Pioneering artists from across Europe, the Americas and Japan will be shown at Tate St Ives for the first time in The Modern Lens.
This will be the largest display of photographic works ever to be exhibited at the gallery. Looking at developments in international photography from the 1920s to the 1960s, the exhibition uncovers the sense of curiosity and experimentation as artists harnessed the medium in new ways.
Photography was used to explore ideas of abstraction, developed in tandem with the emergence of wider modernist languages across the globe. It also demonstrated the significance of a local perspective, as artists combined the broad influences of abstraction, constructivism and surrealism with their own contexts.

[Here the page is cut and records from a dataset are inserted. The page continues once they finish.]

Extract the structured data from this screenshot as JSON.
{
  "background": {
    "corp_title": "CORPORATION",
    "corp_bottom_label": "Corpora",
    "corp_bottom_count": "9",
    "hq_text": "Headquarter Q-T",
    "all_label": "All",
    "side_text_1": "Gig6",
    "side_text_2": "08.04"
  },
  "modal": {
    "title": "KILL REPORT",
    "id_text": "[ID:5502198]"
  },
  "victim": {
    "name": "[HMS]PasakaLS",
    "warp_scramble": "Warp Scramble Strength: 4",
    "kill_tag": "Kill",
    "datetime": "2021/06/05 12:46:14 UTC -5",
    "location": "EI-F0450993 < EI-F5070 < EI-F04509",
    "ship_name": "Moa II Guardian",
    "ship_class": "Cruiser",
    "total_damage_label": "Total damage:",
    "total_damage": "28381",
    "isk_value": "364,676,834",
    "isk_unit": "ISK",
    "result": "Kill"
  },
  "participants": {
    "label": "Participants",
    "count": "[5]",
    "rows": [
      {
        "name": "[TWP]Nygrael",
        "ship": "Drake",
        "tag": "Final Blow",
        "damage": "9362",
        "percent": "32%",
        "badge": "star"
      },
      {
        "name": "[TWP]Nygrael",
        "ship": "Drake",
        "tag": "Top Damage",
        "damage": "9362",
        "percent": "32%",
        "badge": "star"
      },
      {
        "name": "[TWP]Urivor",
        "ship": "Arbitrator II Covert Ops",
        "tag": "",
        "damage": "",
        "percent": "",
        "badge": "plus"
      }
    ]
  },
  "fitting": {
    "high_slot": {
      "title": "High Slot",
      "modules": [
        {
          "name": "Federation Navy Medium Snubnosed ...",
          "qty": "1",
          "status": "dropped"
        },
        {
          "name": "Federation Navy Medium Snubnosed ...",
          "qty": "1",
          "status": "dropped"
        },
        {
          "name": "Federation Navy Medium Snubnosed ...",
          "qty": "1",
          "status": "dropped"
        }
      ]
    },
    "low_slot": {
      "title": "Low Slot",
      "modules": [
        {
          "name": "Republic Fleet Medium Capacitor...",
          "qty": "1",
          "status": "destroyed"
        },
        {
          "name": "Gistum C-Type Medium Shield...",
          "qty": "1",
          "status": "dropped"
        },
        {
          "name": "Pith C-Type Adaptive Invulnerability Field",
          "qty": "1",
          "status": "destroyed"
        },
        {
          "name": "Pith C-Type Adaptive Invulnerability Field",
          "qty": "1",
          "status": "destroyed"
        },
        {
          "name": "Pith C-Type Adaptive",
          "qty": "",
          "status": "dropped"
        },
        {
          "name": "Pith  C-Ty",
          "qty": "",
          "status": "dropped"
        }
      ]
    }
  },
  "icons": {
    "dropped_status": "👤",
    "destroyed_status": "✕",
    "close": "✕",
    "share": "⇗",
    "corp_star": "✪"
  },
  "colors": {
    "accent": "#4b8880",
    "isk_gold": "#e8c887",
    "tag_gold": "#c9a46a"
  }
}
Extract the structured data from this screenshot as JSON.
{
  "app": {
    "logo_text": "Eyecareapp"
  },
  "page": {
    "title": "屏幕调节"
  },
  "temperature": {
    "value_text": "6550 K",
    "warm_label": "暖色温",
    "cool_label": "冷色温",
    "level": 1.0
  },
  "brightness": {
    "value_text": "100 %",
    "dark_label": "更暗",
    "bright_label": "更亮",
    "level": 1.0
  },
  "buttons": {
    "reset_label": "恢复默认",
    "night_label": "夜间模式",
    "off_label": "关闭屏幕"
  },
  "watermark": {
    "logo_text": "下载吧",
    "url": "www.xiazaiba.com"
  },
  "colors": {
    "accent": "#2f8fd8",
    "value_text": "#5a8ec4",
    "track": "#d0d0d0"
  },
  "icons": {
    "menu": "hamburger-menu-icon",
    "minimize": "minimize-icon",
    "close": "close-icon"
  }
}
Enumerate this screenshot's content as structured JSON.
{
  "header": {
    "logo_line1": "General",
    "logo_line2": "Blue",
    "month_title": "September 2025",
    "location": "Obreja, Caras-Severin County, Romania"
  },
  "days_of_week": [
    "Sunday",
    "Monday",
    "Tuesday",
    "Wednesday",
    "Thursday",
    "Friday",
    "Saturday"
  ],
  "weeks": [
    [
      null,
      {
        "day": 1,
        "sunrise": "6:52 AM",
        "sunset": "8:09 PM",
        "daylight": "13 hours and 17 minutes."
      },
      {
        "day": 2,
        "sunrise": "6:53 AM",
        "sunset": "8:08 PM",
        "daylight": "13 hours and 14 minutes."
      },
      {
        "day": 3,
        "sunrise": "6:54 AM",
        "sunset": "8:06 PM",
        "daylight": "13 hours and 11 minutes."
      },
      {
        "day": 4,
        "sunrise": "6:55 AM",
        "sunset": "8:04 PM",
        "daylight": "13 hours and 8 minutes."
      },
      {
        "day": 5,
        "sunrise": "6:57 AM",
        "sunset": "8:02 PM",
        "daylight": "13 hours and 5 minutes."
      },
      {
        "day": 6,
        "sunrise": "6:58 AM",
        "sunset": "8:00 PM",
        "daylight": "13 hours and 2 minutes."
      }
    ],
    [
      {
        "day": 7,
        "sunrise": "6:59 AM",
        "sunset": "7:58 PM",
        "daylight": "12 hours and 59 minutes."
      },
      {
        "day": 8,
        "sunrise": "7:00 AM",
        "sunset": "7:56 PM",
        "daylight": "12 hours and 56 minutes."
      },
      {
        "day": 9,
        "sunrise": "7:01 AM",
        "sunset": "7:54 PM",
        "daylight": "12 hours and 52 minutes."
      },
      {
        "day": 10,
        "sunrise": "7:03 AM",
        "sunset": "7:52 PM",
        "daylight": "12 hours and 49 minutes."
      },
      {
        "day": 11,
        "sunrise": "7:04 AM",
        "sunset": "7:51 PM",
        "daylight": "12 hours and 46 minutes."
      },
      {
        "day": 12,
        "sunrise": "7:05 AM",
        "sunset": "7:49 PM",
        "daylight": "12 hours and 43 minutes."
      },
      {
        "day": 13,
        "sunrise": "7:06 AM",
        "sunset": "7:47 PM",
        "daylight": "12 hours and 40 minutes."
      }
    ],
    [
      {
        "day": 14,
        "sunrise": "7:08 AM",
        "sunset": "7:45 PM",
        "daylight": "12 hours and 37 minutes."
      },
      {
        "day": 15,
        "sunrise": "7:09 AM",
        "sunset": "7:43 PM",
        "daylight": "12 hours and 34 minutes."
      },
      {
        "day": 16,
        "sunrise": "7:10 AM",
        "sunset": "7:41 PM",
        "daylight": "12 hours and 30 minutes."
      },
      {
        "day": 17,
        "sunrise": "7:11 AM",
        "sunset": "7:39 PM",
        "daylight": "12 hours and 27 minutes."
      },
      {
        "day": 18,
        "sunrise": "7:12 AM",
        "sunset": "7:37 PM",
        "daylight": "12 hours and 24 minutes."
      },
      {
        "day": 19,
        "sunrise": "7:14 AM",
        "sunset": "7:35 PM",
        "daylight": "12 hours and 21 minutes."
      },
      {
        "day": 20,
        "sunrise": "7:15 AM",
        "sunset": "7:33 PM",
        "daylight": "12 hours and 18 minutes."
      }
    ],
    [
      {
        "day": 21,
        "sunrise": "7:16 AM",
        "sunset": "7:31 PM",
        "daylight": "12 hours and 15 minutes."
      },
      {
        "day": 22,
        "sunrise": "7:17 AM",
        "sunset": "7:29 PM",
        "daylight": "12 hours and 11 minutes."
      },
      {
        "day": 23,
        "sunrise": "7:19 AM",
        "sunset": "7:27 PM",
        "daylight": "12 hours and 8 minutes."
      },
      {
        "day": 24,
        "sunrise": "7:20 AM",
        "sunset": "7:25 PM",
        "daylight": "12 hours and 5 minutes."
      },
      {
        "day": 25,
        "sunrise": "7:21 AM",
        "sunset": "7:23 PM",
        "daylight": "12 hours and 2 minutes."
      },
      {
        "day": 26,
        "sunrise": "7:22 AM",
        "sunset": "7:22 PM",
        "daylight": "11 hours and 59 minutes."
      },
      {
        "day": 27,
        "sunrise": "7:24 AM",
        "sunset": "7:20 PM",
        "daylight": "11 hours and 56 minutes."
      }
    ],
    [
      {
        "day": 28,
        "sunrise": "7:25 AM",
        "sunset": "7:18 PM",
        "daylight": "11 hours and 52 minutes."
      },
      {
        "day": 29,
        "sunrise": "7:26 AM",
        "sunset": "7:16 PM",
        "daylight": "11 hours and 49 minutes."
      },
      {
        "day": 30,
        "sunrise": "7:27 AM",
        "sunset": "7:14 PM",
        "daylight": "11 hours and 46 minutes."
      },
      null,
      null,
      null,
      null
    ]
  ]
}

There are images of rural landscapes, organic formations, manmade objects and industrial materials, as well as of urban architecture.
Loosely arranged by location, The Modern Lens opens with photography and abstraction in Latin America: architecture, light and constructed forms underpin works by artists such as Geraldo de Barros and Thomaz Farkas in Brazil.
In subsequent galleries, paintings and sculptures from British artists in the 1930s, including Paul Nash, Ben Nicholson, Ivon Hitchens, Barbara Hepworth and Henry Moore, explore a moment in British modernism shaped by the opposing forces of pure abstraction and surrealism. These works are shown in relation to a photographic sequence made by architect and designer Charlotte Perriand, artist Fernand Léger and architect Pierre Jeanneret, who were collaborating in Paris in the same period; their work is the result of a series of ‘performed’ walks in which they staged encounters with geometric forms in nature.
The embracing of new technologies to relay the formal qualities of light, space and tone were central lessons of the Bauhaus in Germany from its opening in 1919.
Including rare photograms, prints and film footage by renowned tutors László Moholy-Nagy and Walter Peterhans along with their students, the exhibition considers how the school influenced migrant modernist photographers such as Iwao Yamawaki from Japan and the Hungarian Judit Kárász.
The Modern Lens culminates with the work of Harry Callahan, one of America’s most influential photographers. Invited to teach at Moholy-Nagy’s New Bauhaus (Chicago Institute of Design), Callahan worked equally in black and white as well as in colour, and was key to the development of formal abstraction in post-war American photography.